The equipotential line E3 upon the application of a voltage to the respective segment electrode areas 5c.sub.1, 5c.sub.2 and 5c.sub.3 to allow a flow of ion current though the openings 6.sub.11, 6.sub.21 and 6.sub.31, respectively, is as indicated by dotted lines in FIG. 11. In this case, the equipotential line E3 is regularly undulated with a convex lens-like wave created over each of the openings 6.sub.11, 6.sub.21 and 6.sub.31 and the ion current produces no action of displacement in any particular directions throughout a zone of the respective segment electrode areas 5c.sub.1, 5c.sub.2 and 5c.sub.3. As a result, ion current maximally trappable in the opening 6.sub.21 is more broadly directed there as indicated by the dotted arrows in FIG. 11 than the case where it is suppressed by the adjacent segment electrode areas 5c.sub.1 and 5c.sub.3 due to the suppression potential involved.
Now let it be assumed that the segment electrode areas 5c.sub.1, 5c.sub.2 and 5c.sub.3 in the matrix electrode 5c are arranged with their openings 6, . . . sequentially provided in a main scanning direction as shown in FIG. 10A and the segment electrode areas 5c.sub.1, 5c.sub.2, 5c.sub.3 . . . in the electrode 5c are sequentially selected to allow ion current to be trapped in the corresponding openings.
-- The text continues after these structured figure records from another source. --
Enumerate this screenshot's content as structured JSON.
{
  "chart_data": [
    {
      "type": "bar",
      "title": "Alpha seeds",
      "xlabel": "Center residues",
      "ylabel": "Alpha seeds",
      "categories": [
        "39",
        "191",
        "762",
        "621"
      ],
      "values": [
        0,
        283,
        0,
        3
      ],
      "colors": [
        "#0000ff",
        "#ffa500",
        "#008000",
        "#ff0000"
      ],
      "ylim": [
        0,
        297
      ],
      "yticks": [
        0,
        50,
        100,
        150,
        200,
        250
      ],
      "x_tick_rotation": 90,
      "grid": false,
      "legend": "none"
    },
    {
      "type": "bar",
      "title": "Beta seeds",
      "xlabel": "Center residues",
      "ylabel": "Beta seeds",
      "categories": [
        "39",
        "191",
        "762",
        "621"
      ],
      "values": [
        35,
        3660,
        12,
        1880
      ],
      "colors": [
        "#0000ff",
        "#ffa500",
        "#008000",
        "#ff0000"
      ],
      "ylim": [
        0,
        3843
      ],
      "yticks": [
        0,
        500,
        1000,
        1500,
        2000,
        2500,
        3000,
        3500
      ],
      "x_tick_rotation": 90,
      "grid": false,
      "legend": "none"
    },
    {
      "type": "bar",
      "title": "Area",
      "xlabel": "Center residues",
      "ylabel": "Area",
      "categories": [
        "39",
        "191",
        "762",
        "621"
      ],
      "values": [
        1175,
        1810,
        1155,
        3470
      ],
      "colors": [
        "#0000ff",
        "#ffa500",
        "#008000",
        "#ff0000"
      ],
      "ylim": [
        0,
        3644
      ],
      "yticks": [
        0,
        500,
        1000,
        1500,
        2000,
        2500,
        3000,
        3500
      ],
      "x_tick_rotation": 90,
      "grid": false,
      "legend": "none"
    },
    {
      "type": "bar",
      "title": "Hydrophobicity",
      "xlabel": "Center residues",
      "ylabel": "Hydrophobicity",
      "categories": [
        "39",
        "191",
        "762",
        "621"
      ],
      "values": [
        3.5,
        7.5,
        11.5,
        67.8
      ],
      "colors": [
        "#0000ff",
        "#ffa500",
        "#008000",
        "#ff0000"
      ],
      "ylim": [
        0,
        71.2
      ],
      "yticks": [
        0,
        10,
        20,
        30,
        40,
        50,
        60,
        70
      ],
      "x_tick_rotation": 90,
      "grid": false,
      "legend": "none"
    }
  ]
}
In this case, only a narrower ion current is trapped in the opening at all times as indicated by the solid arrows in FIG. 11.
In the case where the matrix electrode 5e is such that the openings 6.sub.11, 6.sub.12, . . . ; 6.sub.21 , 6.sub.22, . . . are sequentially provided in a sub-scanning direction and an oblique direction as shown in FIG. 10B, an image signal voltage is simultaneously applied to the segment electrode areas 5c.sub.1, 5c.sub.2, 5c.sub.3 in the electrode 5c. In the case where, relative to only one opening, the segment electrode area is turned ON, the ion current is less flowed through the corresponding opening. In the case where the image signal voltage is simultaneously applied to a plurality of adjacent openings, more ion current flows through each opening.
Such an ion current control head is usually employed as a print head for printers. Depending upon the operation state in which the ion current is not properly directed, a high-speed printing head requiring more ion current cannot be realized or the printing concentration of the printer is lowered at an isolated dot type printing, such as a one-dot- or two-dot-at-a-time printing.